WebLogic Portal Performance Management

Even experienced Java Web developers will be amazed at the huge leap in the development portal. Behind the simple, beautiful interface that end users see is the power and complexity of commercial products such as the BEA WebLogic Portal. Diagnosing performance problems can be especially difficult when the portal application is in the production phase.

This article assumes that you are already familiar with the features and terminology of the WebLogic portal.

A company's portal enables companies to leverage their technical and human assets more efficiently while providing a best-in-class Web experience for their employees, partners, and customers. For this reason, portal applications are now critical to the business and provide reliable performance and scalability. The BEA WebLogic Portal is a leading Java EE Gateway server that provides robust solutions for deploying and running portal applications.

WebLogic Portal Architecture

The BEA WebLogic Portal integrates a unified runtime framework, business services, and lifecycle management technologies into a complete web portal development and delivery platform. It can be extended for thousands of end users and supports continuous changes.

Figure 1 shows the WebLogic Portal architecture. When the portal is instantiated, it generates a classification or hierarchy of portal resources, the so-called WebLogic Portal control tree. The control tree includes desktop, book, and Portlets. As you can see, the control tree is critical for understanding performance issues in Portal applications.

Figure 1. Hierarchical architecture of WebLogic Portal

The basic building block for portals is that Portlet,portlet is a small portal application that is often described as a small box within a Web page. They are reusable components that provide access to applications, web-based content, and other resources, and can access and display Web pages, Web services, applications, and chain content feeds.

Portlets are developed, deployed, managed, and displayed independently of each other. Administrators and end users can create personalized portal pages by selecting and arranging portlets, so that Web pages can be tailored to individuals, teams, departments, or organizations.
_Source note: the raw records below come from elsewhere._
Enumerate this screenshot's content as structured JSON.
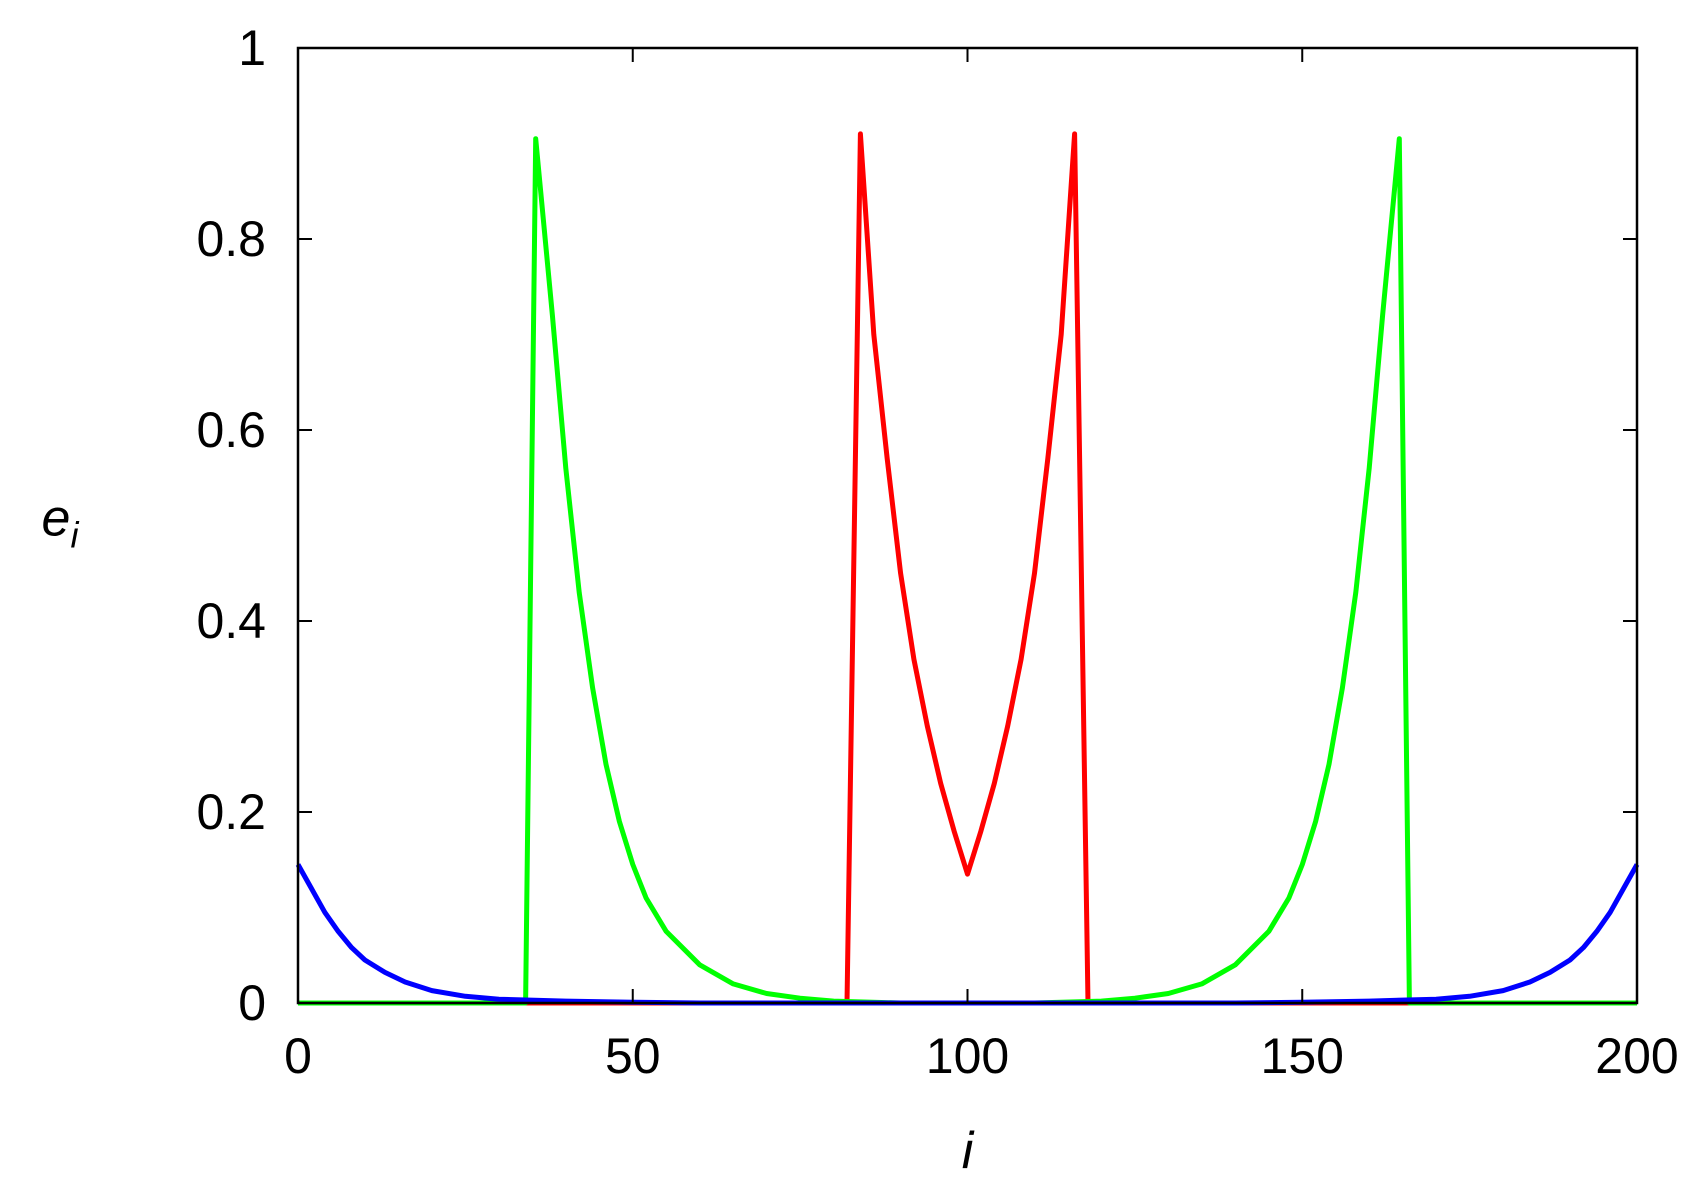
{
  "chart_data": {
    "type": "line",
    "xlabel": "i",
    "ylabel": {
      "base": "e",
      "subscript": "i"
    },
    "xlim": [
      0,
      200
    ],
    "ylim": [
      0,
      1
    ],
    "xticks": [
      0,
      50,
      100,
      150,
      200
    ],
    "xtick_labels": [
      "0",
      "50",
      "100",
      "150",
      "200"
    ],
    "yticks": [
      0,
      0.2,
      0.4,
      0.6,
      0.8,
      1
    ],
    "ytick_labels": [
      "0",
      "0.2",
      "0.4",
      "0.6",
      "0.8",
      "1"
    ],
    "grid": false,
    "legend": "none",
    "series": [
      {
        "color": "#ff0000",
        "points": [
          [
            0,
            0
          ],
          [
            82,
            0
          ],
          [
            84,
            0.91
          ],
          [
            86,
            0.7
          ],
          [
            88,
            0.57
          ],
          [
            90,
            0.45
          ],
          [
            92,
            0.36
          ],
          [
            94,
            0.29
          ],
          [
            96,
            0.23
          ],
          [
            98,
            0.18
          ],
          [
            100,
            0.135
          ],
          [
            102,
            0.18
          ],
          [
            104,
            0.23
          ],
          [
            106,
            0.29
          ],
          [
            108,
            0.36
          ],
          [
            110,
            0.45
          ],
          [
            112,
            0.57
          ],
          [
            114,
            0.7
          ],
          [
            116,
            0.91
          ],
          [
            118,
            0
          ],
          [
            200,
            0
          ]
        ]
      },
      {
        "color": "#00ff00",
        "points": [
          [
            0,
            0
          ],
          [
            34,
            0
          ],
          [
            35.5,
            0.905
          ],
          [
            38,
            0.72
          ],
          [
            40,
            0.56
          ],
          [
            42,
            0.43
          ],
          [
            44,
            0.33
          ],
          [
            46,
            0.25
          ],
          [
            48,
            0.19
          ],
          [
            50,
            0.145
          ],
          [
            52,
            0.11
          ],
          [
            55,
            0.075
          ],
          [
            60,
            0.04
          ],
          [
            65,
            0.02
          ],
          [
            70,
            0.01
          ],
          [
            75,
            0.005
          ],
          [
            80,
            0.002
          ],
          [
            90,
            0
          ],
          [
            110,
            0
          ],
          [
            120,
            0.002
          ],
          [
            125,
            0.005
          ],
          [
            130,
            0.01
          ],
          [
            135,
            0.02
          ],
          [
            140,
            0.04
          ],
          [
            145,
            0.075
          ],
          [
            148,
            0.11
          ],
          [
            150,
            0.145
          ],
          [
            152,
            0.19
          ],
          [
            154,
            0.25
          ],
          [
            156,
            0.33
          ],
          [
            158,
            0.43
          ],
          [
            160,
            0.56
          ],
          [
            162,
            0.72
          ],
          [
            164.5,
            0.905
          ],
          [
            166,
            0
          ],
          [
            200,
            0
          ]
        ]
      },
      {
        "color": "#0000ff",
        "points": [
          [
            0,
            0.145
          ],
          [
            2,
            0.12
          ],
          [
            4,
            0.095
          ],
          [
            6,
            0.075
          ],
          [
            8,
            0.058
          ],
          [
            10,
            0.045
          ],
          [
            13,
            0.032
          ],
          [
            16,
            0.022
          ],
          [
            20,
            0.013
          ],
          [
            25,
            0.007
          ],
          [
            30,
            0.004
          ],
          [
            40,
            0.002
          ],
          [
            50,
            0.0008
          ],
          [
            60,
            0
          ],
          [
            140,
            0
          ],
          [
            150,
            0.0008
          ],
          [
            160,
            0.002
          ],
          [
            170,
            0.004
          ],
          [
            175,
            0.007
          ],
          [
            180,
            0.013
          ],
          [
            184,
            0.022
          ],
          [
            187,
            0.032
          ],
          [
            190,
            0.045
          ],
          [
            192,
            0.058
          ],
          [
            194,
            0.075
          ],
          [
            196,
            0.095
          ],
          [
            198,
            0.12
          ],
          [
            200,
            0.145
          ]
        ]
      }
    ]
  }
}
Portlets rely on the portal infrastructure to access user profile information, participate in window and action events, communicate with other portlets, access remote content, find vouchers, and store persistent data.
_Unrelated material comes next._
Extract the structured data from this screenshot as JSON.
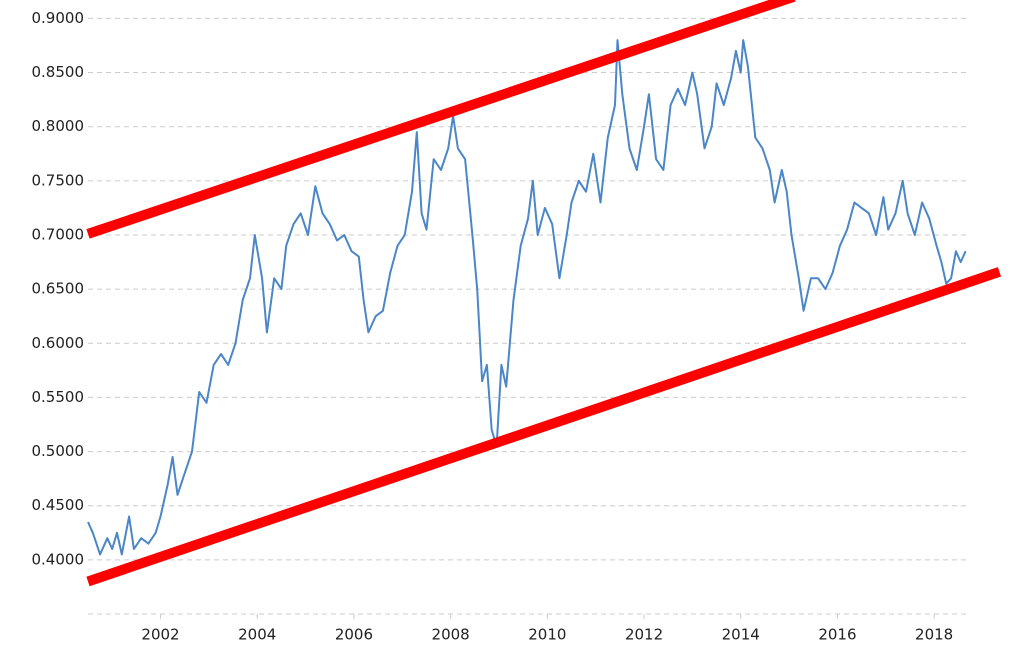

Because portlets are also servlet, they share similar reentrant and performance concerns. A single portlet instance (that is, a single instance of a Portlet's Java Class) is shared by all requesters. Because the number of threads working on Portlets and Servlet is limited, it is important that each portlet completes its job as quickly as possible so that the response time for the entire page can be optimized.

Understanding the control tree

The WebLogic portal control tree represents all the architectural elements within the portal and serves as the infrastructure required to build a new portal page. When the portal is instantiated, the new control tree is created (or purged from the cache, if the control tree already exists) during the control tree processing. One of the great obstacles to portal performance is the number of controls within the portal. The more Portal controls (pages, portlets, buttons, and so on), the larger the control tree, and the longer it takes to render all the components.

Figure 2 shows a tree of controls generated for a typical portal. The desktop and the shell create a main book and 6 children, each containing 2 pages. Each page contains 2 portlets. As a result, the entire portal contains at least 42 controls.

Figure 2. A typical control tree for a portal instance

Once the control tree is built and the instance variable is set successfully, the tree must run for each control throughout its lifecycle before the portal is fully rendered. Life cycle methods are called sequentially. That is, the init () method for each control is invoked, followed by the LoadState () method for each control, and so on, and the order of the calls is determined by the position of each control in the portal classification diagram.

Running each control in the lifecycle requires some overhead processing time, and if the portal has thousands of controls, it is likely to grow exponentially at that time. As a result, the larger the portal control tree, the more serious the impact on performance.